D2 & D4 #250
Es ist die 250. Ausgabe dieser kleinen Kolumne und da darf man sicher vom Alltag abschweifen. Fußball ist eine der schönsten Nebensachen der Welt. Nicht mehr, aber vor allem auch nicht weniger. Wir lassen an dieser Stelle Bill Shankly und sein berühmtes Zitat über die Ernsthaftigkeit bewusst außen vor, kommen aber später auf ihn zurück. So ziemlich mein ganzes Leben bin ich dem Fußball verfallen, habe seinerzeit selbst die Stiefel für den SV Vorwärts Nordhorn geschnürt, bevor ich im Probetraining für die neue Saison nicht zu überzeugen wusste, und von der D2 in die D4 degradiert wurde. Ja meine Güte, es war halt Wind an dem Abend, so dass ich nicht so weit schießen konnte, wie es die erforderliche Quote verlangte.
Meine Fußballkarriere war also im Sommer 1978 schon beendet, bevor sie richtig beginnen konnte. Ich widmete mich durchaus beleidigt dem Volleyball zu, wo ich Teil einer wohl einzigartigen Aufstiegssause von Kreisklasse bis Landesliga werden durfte.

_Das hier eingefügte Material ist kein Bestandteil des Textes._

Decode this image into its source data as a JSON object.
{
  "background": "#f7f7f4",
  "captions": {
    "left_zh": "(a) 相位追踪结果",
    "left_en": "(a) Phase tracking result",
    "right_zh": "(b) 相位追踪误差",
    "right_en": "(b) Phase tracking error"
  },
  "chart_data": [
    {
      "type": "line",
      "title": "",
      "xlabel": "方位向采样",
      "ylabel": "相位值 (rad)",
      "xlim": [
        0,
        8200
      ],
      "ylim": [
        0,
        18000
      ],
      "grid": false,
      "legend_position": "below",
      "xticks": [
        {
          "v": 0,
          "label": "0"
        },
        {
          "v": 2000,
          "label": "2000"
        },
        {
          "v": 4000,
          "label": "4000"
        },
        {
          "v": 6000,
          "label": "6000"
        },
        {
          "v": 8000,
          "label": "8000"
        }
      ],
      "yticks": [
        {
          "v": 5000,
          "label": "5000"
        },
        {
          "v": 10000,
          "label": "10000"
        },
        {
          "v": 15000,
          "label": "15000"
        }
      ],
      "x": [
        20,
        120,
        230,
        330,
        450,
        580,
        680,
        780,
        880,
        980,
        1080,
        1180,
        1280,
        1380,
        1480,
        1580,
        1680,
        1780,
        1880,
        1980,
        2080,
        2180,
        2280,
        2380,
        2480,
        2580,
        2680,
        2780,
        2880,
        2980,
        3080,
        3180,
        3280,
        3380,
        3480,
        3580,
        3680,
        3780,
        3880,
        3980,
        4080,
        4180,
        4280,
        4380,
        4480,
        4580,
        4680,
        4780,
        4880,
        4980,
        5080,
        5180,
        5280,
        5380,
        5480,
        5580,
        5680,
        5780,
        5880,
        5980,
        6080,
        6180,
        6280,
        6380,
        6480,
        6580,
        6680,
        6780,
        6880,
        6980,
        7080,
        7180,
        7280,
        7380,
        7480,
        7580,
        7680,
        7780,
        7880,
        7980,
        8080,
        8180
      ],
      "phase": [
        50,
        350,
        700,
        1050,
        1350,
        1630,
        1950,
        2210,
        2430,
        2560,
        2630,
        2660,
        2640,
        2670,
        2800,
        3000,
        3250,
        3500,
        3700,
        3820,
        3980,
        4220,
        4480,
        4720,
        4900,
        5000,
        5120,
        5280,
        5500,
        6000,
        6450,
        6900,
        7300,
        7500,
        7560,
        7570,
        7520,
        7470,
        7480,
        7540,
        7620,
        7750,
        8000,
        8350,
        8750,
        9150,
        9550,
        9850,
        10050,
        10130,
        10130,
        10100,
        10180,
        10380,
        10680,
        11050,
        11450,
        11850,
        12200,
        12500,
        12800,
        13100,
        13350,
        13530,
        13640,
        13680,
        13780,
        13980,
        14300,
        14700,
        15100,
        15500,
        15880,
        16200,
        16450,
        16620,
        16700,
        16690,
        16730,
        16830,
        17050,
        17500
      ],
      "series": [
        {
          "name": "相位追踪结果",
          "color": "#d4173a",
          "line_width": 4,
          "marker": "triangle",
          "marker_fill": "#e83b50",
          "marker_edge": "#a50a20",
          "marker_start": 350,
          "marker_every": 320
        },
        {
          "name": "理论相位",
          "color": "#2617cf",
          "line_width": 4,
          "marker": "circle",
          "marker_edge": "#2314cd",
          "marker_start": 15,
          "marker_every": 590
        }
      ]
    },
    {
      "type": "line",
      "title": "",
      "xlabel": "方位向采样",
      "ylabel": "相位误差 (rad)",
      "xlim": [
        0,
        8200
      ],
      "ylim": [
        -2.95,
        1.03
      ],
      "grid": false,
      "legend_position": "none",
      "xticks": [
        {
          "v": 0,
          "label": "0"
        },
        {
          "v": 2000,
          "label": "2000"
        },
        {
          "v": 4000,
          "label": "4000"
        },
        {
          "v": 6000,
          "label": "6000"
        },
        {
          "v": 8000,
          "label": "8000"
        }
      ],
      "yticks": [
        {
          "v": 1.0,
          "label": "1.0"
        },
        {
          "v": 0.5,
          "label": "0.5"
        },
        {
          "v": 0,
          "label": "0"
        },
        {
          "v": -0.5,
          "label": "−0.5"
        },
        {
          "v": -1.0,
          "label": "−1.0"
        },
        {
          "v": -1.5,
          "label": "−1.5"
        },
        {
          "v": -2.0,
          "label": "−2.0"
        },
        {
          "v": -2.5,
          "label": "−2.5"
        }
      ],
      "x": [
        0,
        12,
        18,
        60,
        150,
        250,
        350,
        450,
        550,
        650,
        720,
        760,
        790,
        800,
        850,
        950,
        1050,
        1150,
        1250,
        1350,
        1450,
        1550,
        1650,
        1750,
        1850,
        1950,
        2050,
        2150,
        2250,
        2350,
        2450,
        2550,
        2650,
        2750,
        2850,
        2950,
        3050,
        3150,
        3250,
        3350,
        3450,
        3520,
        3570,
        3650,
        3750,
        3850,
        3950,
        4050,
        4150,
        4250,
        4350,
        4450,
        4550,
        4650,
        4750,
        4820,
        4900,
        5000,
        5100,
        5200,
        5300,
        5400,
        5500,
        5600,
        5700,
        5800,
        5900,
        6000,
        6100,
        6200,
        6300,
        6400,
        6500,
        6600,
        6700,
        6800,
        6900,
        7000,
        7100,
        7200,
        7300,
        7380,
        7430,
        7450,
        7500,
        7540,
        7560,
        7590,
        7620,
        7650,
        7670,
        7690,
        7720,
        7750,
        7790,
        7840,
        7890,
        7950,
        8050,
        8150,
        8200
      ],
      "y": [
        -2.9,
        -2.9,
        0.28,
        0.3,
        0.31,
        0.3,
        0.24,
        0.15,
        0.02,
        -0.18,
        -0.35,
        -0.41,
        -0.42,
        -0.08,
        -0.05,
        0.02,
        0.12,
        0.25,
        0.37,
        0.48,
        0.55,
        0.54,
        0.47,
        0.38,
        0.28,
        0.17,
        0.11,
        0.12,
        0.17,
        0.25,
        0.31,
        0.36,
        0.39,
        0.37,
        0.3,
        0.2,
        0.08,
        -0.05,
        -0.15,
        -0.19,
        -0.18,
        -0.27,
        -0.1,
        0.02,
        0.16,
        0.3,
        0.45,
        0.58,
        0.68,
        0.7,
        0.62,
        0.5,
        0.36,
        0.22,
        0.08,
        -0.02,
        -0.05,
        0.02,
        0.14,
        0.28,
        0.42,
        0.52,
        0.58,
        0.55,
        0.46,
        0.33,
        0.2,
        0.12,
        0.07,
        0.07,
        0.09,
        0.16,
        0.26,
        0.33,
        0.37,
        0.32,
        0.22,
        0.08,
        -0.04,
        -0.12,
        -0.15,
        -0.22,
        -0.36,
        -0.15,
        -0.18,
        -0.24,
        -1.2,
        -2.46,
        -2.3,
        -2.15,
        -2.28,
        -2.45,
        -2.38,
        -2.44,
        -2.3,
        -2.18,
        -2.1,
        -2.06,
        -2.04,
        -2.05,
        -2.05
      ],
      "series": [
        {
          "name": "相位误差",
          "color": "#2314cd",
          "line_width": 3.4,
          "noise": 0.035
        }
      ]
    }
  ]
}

Dem Fußball aber trotzdem nie abgeschworen, denn das Spiel war schon verdammt geil mit all seinen Geschichten und diesem ganzen drumherum. Selbst damals schon. Anfang der achtziger Jahre dann das erste Spiel von Rot-Weiss Essen beim SV Meppen. Aus Furcht vor den Essener Fans wurde zur Beruhigung derselben vor dem Anpfiff „Adiole“ gespielt. Da konnte man dann selbst auch einfach nicht nein zu RWE sagen, und nahm die Einladung an.
Was ich aber in all den Jahrzehnten scheinbar nie verstanden habe, ist bei aller Begeisterung, wie der Fußball überhaupt auf dem Feld gespielt wird. Ich befürchte, dass das mit dem Fußball und seiner heutigen taktischen Vielfalt insgesamt so ist wie damals im Lateinunterricht: Ich habe einfach nichts verstanden! Ich sitze immer mit offenem Mund vor dem Monitor, wenn beispielsweise im RWE-Forum die Wunschformation für das kommende Spiel scheinbar plausibel dargestellt wird, Vorzüge der verschiedenen Ketten inklusive. Und spätestens dann, wenn ein von mir sehr geschätzter ehemaliger RWE-Trainer über „Diagonalität im ballfernen Achterraum” referiert, bin ich raus. Warum wisst Ihr alle was, was ich nicht weiß?
Vielleicht definiere ich auch einfach meinen Anspruch an ein geiles Fußballspiel anders, zu unbedarft. Vielleicht aber auch genau richtig, denn es geht für mich vor allem über dass miteinander. Deshalb hat mich seinerzeit auch die Niederlage bei Hansa Rostock nicht so geschmerzt, wie der Umgang unserer Mannschaft damit, dass der Essener Kurzarbeiter Robbie D’Haese aus dem Spiel getreten wurde. Ich müsste lügen, wenn ich ohne Recherche wüsste, wo Robbie D’Haese heute gegen den Ball tritt, aber ich denke, die Mannschaft hat daraus gelernt. Was auch meine Sympathie für einen Spieler wie Tom Moustier erklärt, der nach seinem ersten Tor für Rot-Weiss Essen erstmal Richtung Auswechselbank gerannt ist, um zu signalisieren, dass zu einer Mannschaft mehr als die Elf auf dem Platz gehören.
Und dann bin ich auf einmal direkt wieder im Thema! Es geht immer nur um das Wohl und Wehe der ganzen Mannschaft. Zu der mehr als die ersten Elf auf dem Platz gehören. Ein jeder Spieler ist Teil der Gemengelage Rot-Weiss Essen, ist Teil einer Kette. Bill Shankly nun kennt man nicht nur durch dieses eine Zitat. Auch „Eine Fußballmannschaft ist wie ein Klavier. Sie brauchen acht Männer, um es zu tragen, und drei, die das verdammte Ding spielen können“ stammt von ihm. Aber es braucht natürlich auch alle anderen, die nicht in der Startelf stehen. Lassen wir RWE Freitag wieder in die Tasten hauen!